Are you checking to see if the file exists before you pass it to readFilesInBytes()? Note that Class.getResourceAsStream() returns null if the file cannot be found. You probably want to do:
private static byte[] readFilesInBytes(String file) throws IOException {
File testFile = new File(file);
if (!testFile.exists()) {
throw new FileNotFoundException("File " + file + " does not exist");
}
return IOUtils.toByteArray(TestConversion.class.getResourceAsStream(file));
}
or better yet:
private static byte[] readFilesInBytes(String file) throws IOException {
InputStream stream = TestConversion.class.getResourceAsStream(file);
if (stream == null) {
throw new FileNotFoundException("readFilesInBytes: File " + file
+ " does not exist");
}
return IOUtils.toByteArray(stream);
}
This class reads a TXT file in the classpath and uses TextConversion to convert to PDF, then save the pdf in the file system.
Here TextConversion code :
package convert.pdf.txt;
//Conversion to PDF from text using iText.
import java.io.BufferedReader;
import java.io.ByteArrayInputStream;
import java.io.ByteArrayOutputStream;
import java.io.IOException;
import java.io.InputStreamReader;
import convert.pdf.ConversionToPDF;
import convert.pdf.ConvertDocumentException;
import com.lowagie.text.Document;
import com.lowagie.text.DocumentException;
import com.lowagie.text.Font;
import com.lowagie.text.Paragraph;
import com.lowagie.text.pdf.PdfWriter;
public class TextConversion implements ConversionToPDF {
public byte[] convertDocument(byte[] documents) throws ConvertDocumentException {
try {
return this.convertInternal(documents);
} catch (DocumentException e) {
throw new ConvertDocumentException(e);
} catch (IOException e) {
throw new ConvertDocumentException(e);
}
}
private byte[] convertInternal(byte[] documents) throws DocumentException, IOException {
Document document = new Document();
ByteArrayOutputStream pdfResultBytes = new ByteArrayOutputStream();
PdfWriter.getInstance(document, pdfResultBytes);
document.open();
BufferedReader reader = new BufferedReader( new InputStreamReader( new ByteArrayInputStream(documents) ) );
String line = "";
while ((line = reader.readLine()) != null) {
if ("".equals(line.trim())) {
line = "\n"; //white line
}
Font fonteDefault = new Font(Font.COURIER, 10);
Paragraph paragraph = new Paragraph(line, fonteDefault);
document.add(paragraph);
}
reader.close();
document.close();
return pdfResultBytes.toByteArray();
}
}
And here the code to ConversionToPDF :
package convert.pdf;
// Interface implemented by the conversion algorithms.

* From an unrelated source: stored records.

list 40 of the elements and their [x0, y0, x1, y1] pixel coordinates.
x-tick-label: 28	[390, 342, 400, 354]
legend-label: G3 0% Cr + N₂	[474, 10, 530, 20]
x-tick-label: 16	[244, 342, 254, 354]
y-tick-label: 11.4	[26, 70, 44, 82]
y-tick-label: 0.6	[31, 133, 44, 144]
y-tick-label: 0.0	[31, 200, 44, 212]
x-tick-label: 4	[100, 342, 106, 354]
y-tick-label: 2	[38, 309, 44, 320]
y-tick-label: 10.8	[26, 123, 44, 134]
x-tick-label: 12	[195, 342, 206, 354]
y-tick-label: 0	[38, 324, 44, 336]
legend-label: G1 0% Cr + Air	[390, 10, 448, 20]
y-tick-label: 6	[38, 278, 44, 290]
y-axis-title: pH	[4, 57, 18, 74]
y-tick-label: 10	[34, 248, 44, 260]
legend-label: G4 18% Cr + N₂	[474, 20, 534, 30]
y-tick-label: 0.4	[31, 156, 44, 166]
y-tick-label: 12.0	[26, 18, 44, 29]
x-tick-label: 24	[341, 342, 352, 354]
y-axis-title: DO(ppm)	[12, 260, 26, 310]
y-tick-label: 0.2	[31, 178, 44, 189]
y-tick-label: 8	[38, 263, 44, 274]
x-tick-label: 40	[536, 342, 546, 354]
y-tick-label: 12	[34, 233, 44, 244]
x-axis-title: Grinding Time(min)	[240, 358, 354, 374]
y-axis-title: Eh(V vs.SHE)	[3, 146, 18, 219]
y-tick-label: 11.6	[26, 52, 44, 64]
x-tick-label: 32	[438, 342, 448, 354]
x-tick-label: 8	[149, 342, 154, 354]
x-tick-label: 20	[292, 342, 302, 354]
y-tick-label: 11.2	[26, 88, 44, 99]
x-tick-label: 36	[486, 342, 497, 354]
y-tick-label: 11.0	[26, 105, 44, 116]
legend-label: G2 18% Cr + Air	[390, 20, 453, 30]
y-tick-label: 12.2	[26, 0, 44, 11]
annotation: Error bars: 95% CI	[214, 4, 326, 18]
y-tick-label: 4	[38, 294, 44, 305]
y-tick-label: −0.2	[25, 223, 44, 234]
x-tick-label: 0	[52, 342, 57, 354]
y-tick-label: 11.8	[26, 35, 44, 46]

public interface ConversionToPDF {
public byte[] convertDocument(byte[] documentToConvert) throws ConvertDocumentException;
}
I think the problem come from my file system (devbox on windows and server is Unix).
I will try to modify my classpath.
This problem may be caused by calling methods on test.txt, which can be a folder shortcut. In other words, you're calling a method on a file that doesn't exist, resulting in a NullPointerException.